Critiques

Princess Nokia

Everything Sucks

  • Indépendant
  • 2020
  • 25 minutes
7

Acidulée, exagérée, menaçante, voilà comment décrire le personnage que Princess Nokia propose dans Everything Sucks, le penchant sombre de la galette double qu’elle a sortie en février. Le rythme est donné dès l’ouverture, alors que les cymbales typiques du trap surexcité survolent les basses profondes. Pas question de faire la paresse au parc comme dans Everything Is Beautiful, Nokia enfonce ses lignes dans nos crânes à coups de botte d’acier.

L’arme favorite de la rappeuse pour éliminer la compétition est sa voix. Malgré l’influence marquée du rap d’Atlanta dans l’agressivité sourde des rythmes, le mixage met toujours de l’avant la voix de cette princesse originaire d’Harlem. Sa rapidité sur Gross rappelle d’ailleurs le Grime britannique avec ces MC’s à la prosodie effrénée. Elle est tout aussi à l’aise, et incisive en ogresse pendant Crazy House ou sur la ritournelle dérangée Fee Fi Foe, qui contient tout de même une finale délicate : une prière demandant de l’aide à Dieu pour s’accepter tel qu’elle est.

« I know I’m fly, I know I’m cute
Bitches clout chase and they act hella rude
My priorities straight, I don’t know about you
Is that VETEMENTS? Yves Saint-Laurent?
Is it Off-White or COMME des GARÇONS?
My imagination, I do what I want
If I look broke ’cause I don’t give a fuck »

Balenciaga

Il y a tellement de voix féminines fortes et populaires dans le rap à l’heure actuelle. Elles affirment une sexualité libérée en utilisant à leurs avantages les codes d’une industrie marquée par la misogynie. Nokia veut se faire entendre dans ce mouvement féministe. Elle renverse les codes avec I Like Him alors que c’est l’homme qui est carrément « objet ».

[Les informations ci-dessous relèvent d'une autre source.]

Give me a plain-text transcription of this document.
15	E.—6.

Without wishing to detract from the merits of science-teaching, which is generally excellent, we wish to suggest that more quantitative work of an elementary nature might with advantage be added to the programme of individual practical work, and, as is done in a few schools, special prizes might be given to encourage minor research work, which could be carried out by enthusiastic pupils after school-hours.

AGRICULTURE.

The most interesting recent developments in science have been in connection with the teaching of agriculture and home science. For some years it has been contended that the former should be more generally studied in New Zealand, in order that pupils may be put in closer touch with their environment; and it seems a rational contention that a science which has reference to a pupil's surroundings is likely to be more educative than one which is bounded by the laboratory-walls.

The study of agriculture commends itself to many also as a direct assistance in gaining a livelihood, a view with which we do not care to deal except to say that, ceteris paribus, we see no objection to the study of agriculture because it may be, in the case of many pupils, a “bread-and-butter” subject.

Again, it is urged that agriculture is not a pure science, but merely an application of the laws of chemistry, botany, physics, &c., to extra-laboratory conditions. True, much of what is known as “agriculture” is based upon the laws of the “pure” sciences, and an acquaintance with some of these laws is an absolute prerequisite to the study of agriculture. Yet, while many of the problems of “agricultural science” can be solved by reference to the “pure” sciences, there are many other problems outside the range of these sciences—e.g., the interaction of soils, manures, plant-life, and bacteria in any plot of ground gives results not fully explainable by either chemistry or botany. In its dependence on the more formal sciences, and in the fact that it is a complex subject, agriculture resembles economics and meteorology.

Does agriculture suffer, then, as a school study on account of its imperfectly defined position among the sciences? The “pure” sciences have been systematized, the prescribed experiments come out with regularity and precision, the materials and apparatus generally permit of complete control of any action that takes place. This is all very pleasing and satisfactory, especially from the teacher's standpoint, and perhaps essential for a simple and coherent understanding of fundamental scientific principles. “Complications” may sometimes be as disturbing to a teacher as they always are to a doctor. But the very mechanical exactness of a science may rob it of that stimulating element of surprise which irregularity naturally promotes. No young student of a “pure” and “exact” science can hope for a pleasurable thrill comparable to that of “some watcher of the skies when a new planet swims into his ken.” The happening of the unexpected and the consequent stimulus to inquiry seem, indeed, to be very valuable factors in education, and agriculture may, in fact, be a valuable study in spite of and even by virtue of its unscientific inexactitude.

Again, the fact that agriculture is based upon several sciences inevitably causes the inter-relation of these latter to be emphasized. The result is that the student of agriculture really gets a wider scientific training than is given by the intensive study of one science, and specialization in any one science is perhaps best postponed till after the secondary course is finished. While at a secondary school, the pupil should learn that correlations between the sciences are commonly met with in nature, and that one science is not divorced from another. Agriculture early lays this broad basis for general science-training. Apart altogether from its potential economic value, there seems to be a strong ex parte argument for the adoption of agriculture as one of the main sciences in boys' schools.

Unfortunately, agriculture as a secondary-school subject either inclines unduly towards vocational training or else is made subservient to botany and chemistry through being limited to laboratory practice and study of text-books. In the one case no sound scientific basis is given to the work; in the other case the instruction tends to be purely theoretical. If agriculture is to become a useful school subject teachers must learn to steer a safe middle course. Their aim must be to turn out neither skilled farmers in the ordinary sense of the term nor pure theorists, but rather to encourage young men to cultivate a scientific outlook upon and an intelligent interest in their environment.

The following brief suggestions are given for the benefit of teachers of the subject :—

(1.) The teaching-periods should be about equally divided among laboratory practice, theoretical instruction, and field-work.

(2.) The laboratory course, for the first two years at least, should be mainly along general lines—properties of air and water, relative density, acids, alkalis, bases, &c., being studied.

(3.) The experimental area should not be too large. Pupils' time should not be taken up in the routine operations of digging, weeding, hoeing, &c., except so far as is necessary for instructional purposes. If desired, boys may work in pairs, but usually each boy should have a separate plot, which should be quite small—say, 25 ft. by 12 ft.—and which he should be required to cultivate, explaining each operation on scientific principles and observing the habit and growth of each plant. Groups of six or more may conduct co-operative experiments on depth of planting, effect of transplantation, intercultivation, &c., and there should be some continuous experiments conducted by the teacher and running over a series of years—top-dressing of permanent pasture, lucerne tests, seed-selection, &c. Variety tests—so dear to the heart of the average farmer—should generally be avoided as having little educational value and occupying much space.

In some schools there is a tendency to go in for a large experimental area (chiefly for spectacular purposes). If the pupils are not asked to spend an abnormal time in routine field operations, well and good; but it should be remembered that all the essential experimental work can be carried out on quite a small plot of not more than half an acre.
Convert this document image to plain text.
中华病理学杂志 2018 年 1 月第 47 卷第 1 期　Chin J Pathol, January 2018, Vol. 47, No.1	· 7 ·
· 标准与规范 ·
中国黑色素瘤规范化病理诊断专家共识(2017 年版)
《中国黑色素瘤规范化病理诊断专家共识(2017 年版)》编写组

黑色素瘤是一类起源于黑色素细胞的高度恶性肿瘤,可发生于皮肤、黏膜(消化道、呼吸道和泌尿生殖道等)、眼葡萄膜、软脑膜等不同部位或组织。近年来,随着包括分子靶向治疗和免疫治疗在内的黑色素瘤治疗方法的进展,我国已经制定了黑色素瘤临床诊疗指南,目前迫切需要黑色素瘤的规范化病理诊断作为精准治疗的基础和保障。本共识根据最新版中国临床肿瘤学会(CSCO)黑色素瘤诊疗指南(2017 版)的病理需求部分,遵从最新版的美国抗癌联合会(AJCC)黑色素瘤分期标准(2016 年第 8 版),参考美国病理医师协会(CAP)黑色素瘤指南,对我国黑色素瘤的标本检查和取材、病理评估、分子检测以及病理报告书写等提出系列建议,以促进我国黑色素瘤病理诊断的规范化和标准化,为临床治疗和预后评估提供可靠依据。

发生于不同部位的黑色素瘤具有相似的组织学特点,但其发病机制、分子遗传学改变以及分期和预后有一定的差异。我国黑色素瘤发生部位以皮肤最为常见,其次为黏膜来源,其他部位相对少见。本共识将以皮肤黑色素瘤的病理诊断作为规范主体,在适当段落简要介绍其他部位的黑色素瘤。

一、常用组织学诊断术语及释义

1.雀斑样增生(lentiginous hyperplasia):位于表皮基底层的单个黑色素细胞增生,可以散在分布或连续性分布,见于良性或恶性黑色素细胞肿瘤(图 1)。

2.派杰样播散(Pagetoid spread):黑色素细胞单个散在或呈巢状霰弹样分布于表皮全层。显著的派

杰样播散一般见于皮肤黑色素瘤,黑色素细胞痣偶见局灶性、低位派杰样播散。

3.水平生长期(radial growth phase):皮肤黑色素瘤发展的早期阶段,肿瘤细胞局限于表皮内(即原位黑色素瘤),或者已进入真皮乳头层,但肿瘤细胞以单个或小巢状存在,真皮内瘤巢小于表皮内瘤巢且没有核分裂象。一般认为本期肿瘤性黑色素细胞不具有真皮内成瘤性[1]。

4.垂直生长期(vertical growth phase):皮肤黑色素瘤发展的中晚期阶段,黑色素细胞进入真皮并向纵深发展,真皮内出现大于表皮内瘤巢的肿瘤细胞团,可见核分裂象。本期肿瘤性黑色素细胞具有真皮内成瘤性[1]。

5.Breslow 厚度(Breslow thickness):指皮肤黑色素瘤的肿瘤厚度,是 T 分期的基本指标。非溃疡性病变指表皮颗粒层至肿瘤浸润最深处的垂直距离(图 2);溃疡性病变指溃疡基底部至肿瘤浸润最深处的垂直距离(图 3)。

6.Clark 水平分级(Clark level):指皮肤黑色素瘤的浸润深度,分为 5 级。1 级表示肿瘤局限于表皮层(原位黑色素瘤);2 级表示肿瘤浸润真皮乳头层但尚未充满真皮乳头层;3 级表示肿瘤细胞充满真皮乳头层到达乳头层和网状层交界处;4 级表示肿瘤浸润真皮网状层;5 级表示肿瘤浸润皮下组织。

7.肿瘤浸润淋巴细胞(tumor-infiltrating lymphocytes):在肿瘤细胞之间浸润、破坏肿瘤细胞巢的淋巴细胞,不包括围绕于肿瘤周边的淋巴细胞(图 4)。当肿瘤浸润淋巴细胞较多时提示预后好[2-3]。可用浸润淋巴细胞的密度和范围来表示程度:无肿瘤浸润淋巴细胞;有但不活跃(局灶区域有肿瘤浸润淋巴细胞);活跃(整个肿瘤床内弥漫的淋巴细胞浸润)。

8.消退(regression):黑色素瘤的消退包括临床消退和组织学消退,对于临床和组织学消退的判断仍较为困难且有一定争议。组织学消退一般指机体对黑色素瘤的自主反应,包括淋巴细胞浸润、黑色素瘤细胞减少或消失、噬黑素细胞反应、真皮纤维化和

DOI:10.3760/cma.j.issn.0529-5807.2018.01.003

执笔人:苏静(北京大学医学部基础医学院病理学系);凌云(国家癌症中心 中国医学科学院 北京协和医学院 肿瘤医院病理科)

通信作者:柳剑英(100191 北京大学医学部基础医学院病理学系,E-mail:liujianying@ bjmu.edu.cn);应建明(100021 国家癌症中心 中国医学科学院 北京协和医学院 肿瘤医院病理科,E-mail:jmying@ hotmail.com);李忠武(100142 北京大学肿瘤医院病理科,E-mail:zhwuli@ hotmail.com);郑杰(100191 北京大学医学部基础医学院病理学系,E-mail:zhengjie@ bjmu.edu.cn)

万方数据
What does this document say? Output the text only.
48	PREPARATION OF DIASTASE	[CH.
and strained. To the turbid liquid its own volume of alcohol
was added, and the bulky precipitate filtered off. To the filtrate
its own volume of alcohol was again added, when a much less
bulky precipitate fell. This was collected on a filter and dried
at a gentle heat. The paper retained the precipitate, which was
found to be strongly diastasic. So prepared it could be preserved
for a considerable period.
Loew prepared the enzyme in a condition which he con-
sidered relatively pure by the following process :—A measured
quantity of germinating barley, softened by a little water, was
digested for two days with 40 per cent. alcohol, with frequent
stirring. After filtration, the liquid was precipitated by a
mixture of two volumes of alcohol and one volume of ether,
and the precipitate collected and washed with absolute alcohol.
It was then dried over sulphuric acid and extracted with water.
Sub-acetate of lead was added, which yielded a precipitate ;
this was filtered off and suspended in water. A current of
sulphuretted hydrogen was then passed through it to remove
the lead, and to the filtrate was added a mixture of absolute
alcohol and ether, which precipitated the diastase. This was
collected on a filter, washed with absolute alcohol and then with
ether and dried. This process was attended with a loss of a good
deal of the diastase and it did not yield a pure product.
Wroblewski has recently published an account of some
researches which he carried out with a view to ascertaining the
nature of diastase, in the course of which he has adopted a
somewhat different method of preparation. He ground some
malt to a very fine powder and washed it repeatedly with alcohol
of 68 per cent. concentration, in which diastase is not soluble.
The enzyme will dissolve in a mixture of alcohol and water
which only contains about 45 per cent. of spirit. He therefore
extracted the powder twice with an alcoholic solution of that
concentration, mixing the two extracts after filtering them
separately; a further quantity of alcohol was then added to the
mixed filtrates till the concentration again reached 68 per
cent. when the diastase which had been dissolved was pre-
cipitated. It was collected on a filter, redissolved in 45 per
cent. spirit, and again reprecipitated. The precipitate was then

Même exubérance divertissante avec Balenciaga alors qu’elle décrit son style éclectique qui n’a pas besoin des marques de luxe pour attirer l’attention. Ce sont des chansons typiques du hip-hop avec de l’orgueil qui dégouline de chaque syllabe. Le personnage démesuré a pourtant des craques au travers desquelles on peut entendre l’incertitude. Plutôt que de nier qu’elle se trouve repoussante ou incapable, comme ça peut tous nous arriver, elle en fait des œuvres percutantes et amusantes. Sa féminité, elle la présente sous des angles qui échappent aux codes de la perfection qu’on peut retrouver sur Instagram par exemple. Elle nomme d’ailleurs l’effet pervers du réseau social sur sa perception d’elle-même à plusieurs reprises.

« Damn, my whole life, everyone had to fuck me
Wow, I guess I’m just Lucky » 

Just A Kid

Est-ce que tout est vraiment si horrible pour Princess Nokia ? En guise de conclusion avec Just A Kid, elle se lance dans un récit spokenword sur son enfance sans parents et amour alors qu’elle est trimballée d’une famille d’accueil à une autre. Amère, mais lucide qu’elle s’en soit sortie, la pièce est poignante sans sonner mélodramatique. Le restant de l’album étant bâti à coup de répliques d’un humour noir. Plus les écoutes d’Everything Sucks s’enchaînent et plus les nuances de la poésie qui s’y cachent se révèlent. Difficile de ne pas être charmé par ce double album dont les moments parodiques et intimes se conjuguent de manière brillante.